I am not interested in how many women i can get or finding the perfect woman, blah blah blah, for me it is purely my objection to become confident, funny, to be able to tell a great story, get great life experiences and most importantly get loads of real mates of both sexes (not just acquaintances)!
Anyway...Recently i have been going out with these few mates and partying every weekend. I have started building up my confidence and being able to get involved more but am really having trouble opening (mainly women)! This is one of the main reasons i am writing this as it will force me to do this and get over my phobia otherwise face a slating from this forum!

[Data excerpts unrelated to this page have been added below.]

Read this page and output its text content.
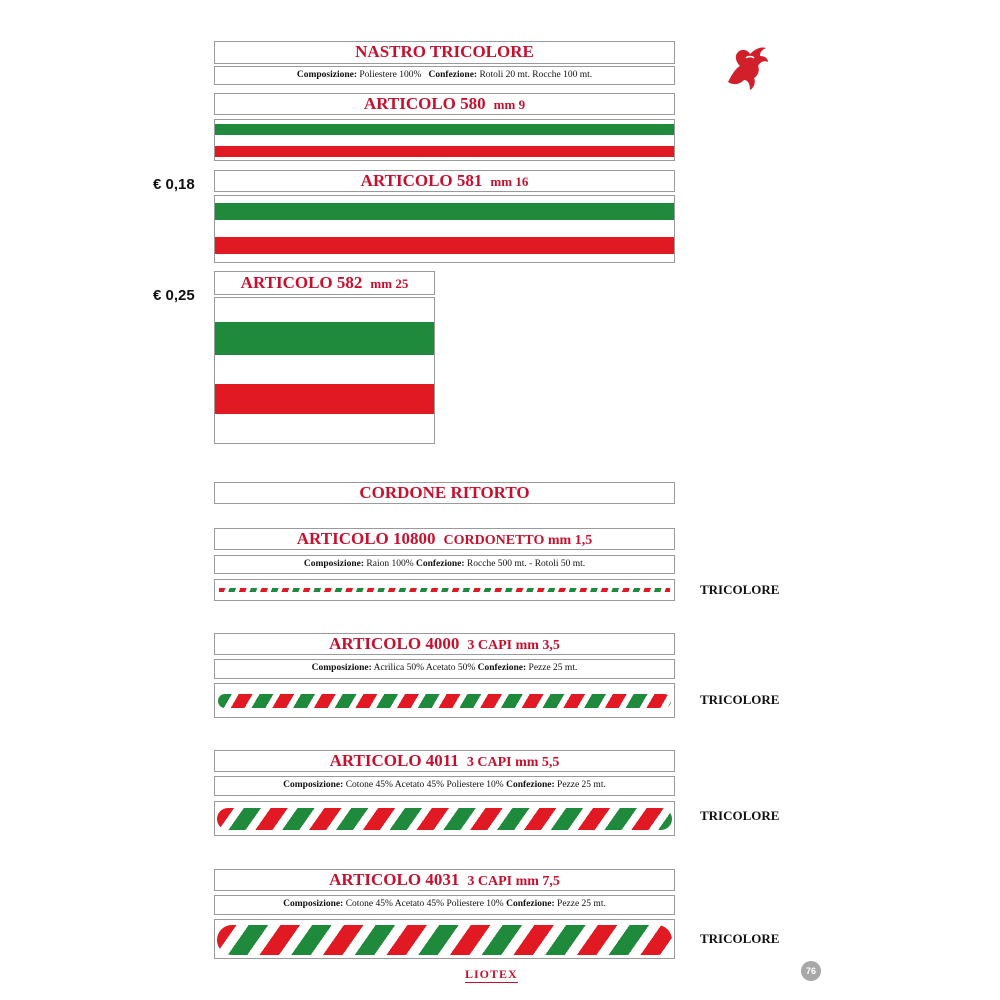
NASTRO TRICOLORE
Composizione: Poliestere 100% Confezione: Rotoli 20 mt. Rocche 100 mt.
ARTICOLO 580 mm 9
€ 0,18	ARTICOLO 581 mm 16
€ 0,25
ARTICOLO 582 mm 25
CORDONE RITORTO
ARTICOLO 10800 CORDONETTO mm 1,5
Composizione: Raion 100% Confezione: Rocche 500 mt. - Rotoli 50 mt.
TRICOLORE
ARTICOLO 4000 3 CAPI mm 3,5
Composizione: Acrilica 50% Acetato 50% Confezione: Pezze 25 mt.
TRICOLORE
ARTICOLO 4011 3 CAPI mm 5,5
Composizione: Cotone 45% Acetato 45% Poliestere 10% Confezione: Pezze 25 mt.
TRICOLORE
ARTICOLO 4031 3 CAPI mm 7,5
Composizione: Cotone 45% Acetato 45% Poliestere 10% Confezione: Pezze 25 mt.
TRICOLORE
LIOTEX	76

I am fairly attractive and have had a lot of interest from girls that come into our social group (most of which are of v/limited beauty and am not interested as i a, don't want to get involved with anyone and b, am not settling for "the next thing that shows a bit of interest") but i have not once tried opening to anyone.
I have an extremely busy weekend planned of
Friday = 2 girls leaving party
Saturday = Paintballing + a mates birthday and clubbing!
Sunday = Day of watching footy!
These all have a lot of chances of opening/escalating/etc. so now by writing this have now got no excuse to put everything i have read over the past couple of months into practise and just go and grow a pair!!
anyway.....i will post my outcomes which hopefully will be less boring than this initial post and then each one will show a bit of progression over the coming months!